Open MandarinConLaBarba opened 10 years ago
First stab..
{
id : ?, //int or mongo ID obj or some other UUID
uri : <string>, //can be git repo, gist, or file
git_hash : ''. // or can we get all these git_ ones from uri?
git_repo : ''.
git_branch: ''.
edn : <string>, //the code transformed to edn
author : <string>, //github username
status : <string>, //pending || complete || etc - what is the flow?
module : <string>, //the visualization module to use ("trees", "cubes", "van-gogh", etc)
date_created : <number> //unix timestamp
}
Not sure we want to keep the complete original, at least not more than temporarily.
How about keeping github/git metadata so we can always recover the original? So I guess, repo, branch and SHA1 for the commit. Makes sense to have local working copies as we build stuff, but I don't know where or how. Ideally we'd make a shallow clone (or whatever they're called) into a local filesystem - gotta look at how that would work on Heroku.
Yeah so the reason I thought it might be good to keep the raw code (excluding dependencies and irrelevant files) would be to allow for correlation of specific portions of the code to specific elements of the rendering. However since this would be complicated and not part of initial functionality I agree. Also, it would be trivial if we decide to keep the consolidated raw code later..

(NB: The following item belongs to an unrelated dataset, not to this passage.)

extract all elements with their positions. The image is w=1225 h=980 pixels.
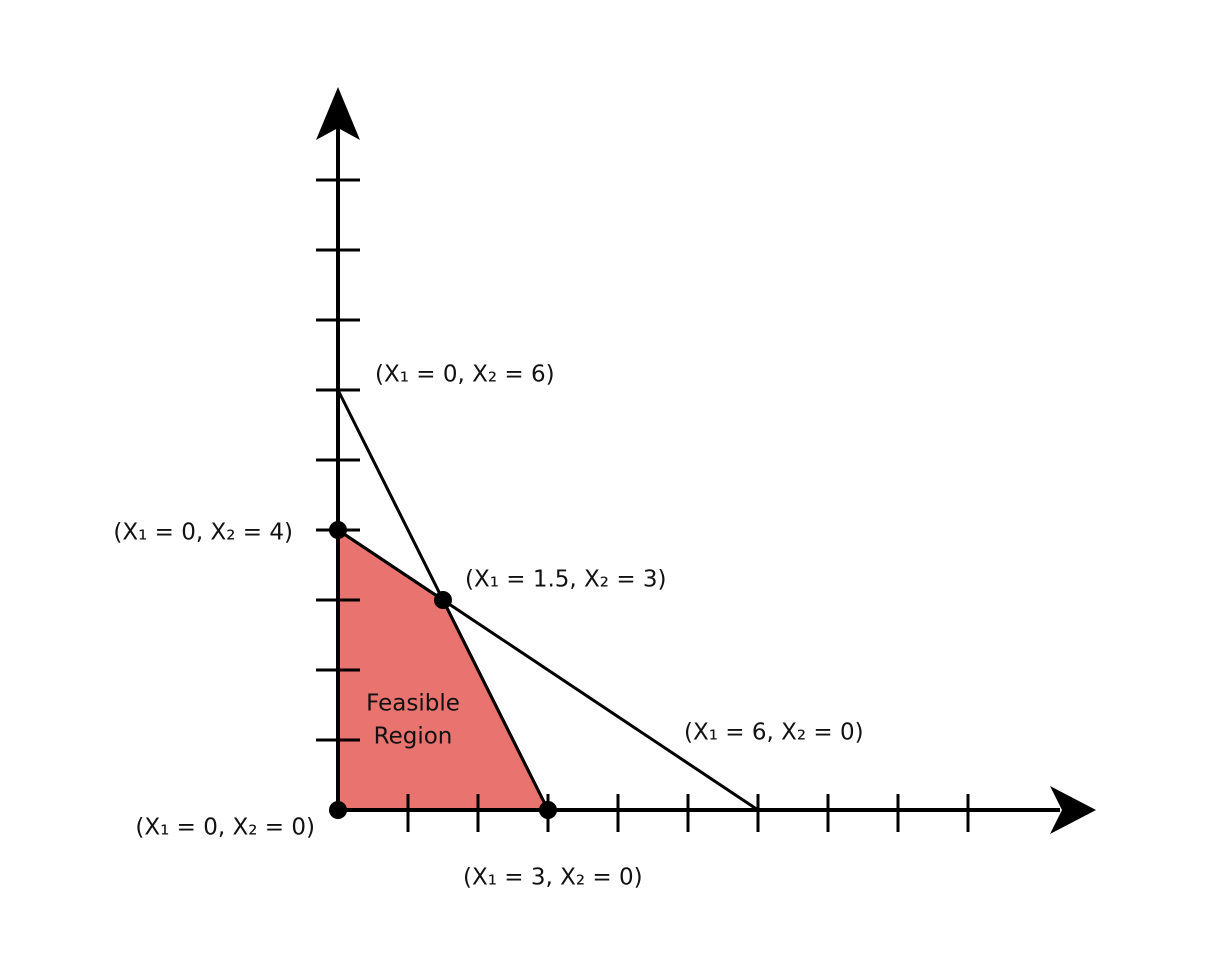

I'm still struggling a bit with the process of aggregating and a repo into a single raw code file...the rules and process, etc. Opened #11 to discuss this.
With Mongo you can just nest files in the same tree as a directory structure if you want. Something like this:
{
repo: {
root: {
name: 'my-repo',
files: [
{
name: 'readme.md',
type: 'markdown',
content: 'some stuff\n\nsome other stuff'
}
],
subdirs: [
{
name: 'src',
subdirs: [
{
name: 'clojart',
files: [
{
name: 'core.clj',
type: 'clojure',
content: 'a bunch of content text'
}
]
}
]
}
]
}
}
}
That would load easily into a clojure data structure, which could be the input for whatever transformations or processing you want to do.
Oh yeah, but I thought we said we weren't gonna keep the original source in the db?
Oh well we can parse it straight into data structures with the same "schema". I guess I wasn't clear that we'd come to a conclusion.
Thinking about it some code may be too big to do a single pass on so storing it might be more efficient and even necessary in memory constrained environments.
Ah interesting, so until now I hadn't really thought of the directory tree as part of the transformed data, but that does make sense. See #11 for that discussion.
Should include enough for authentication/signup, and storing submissions.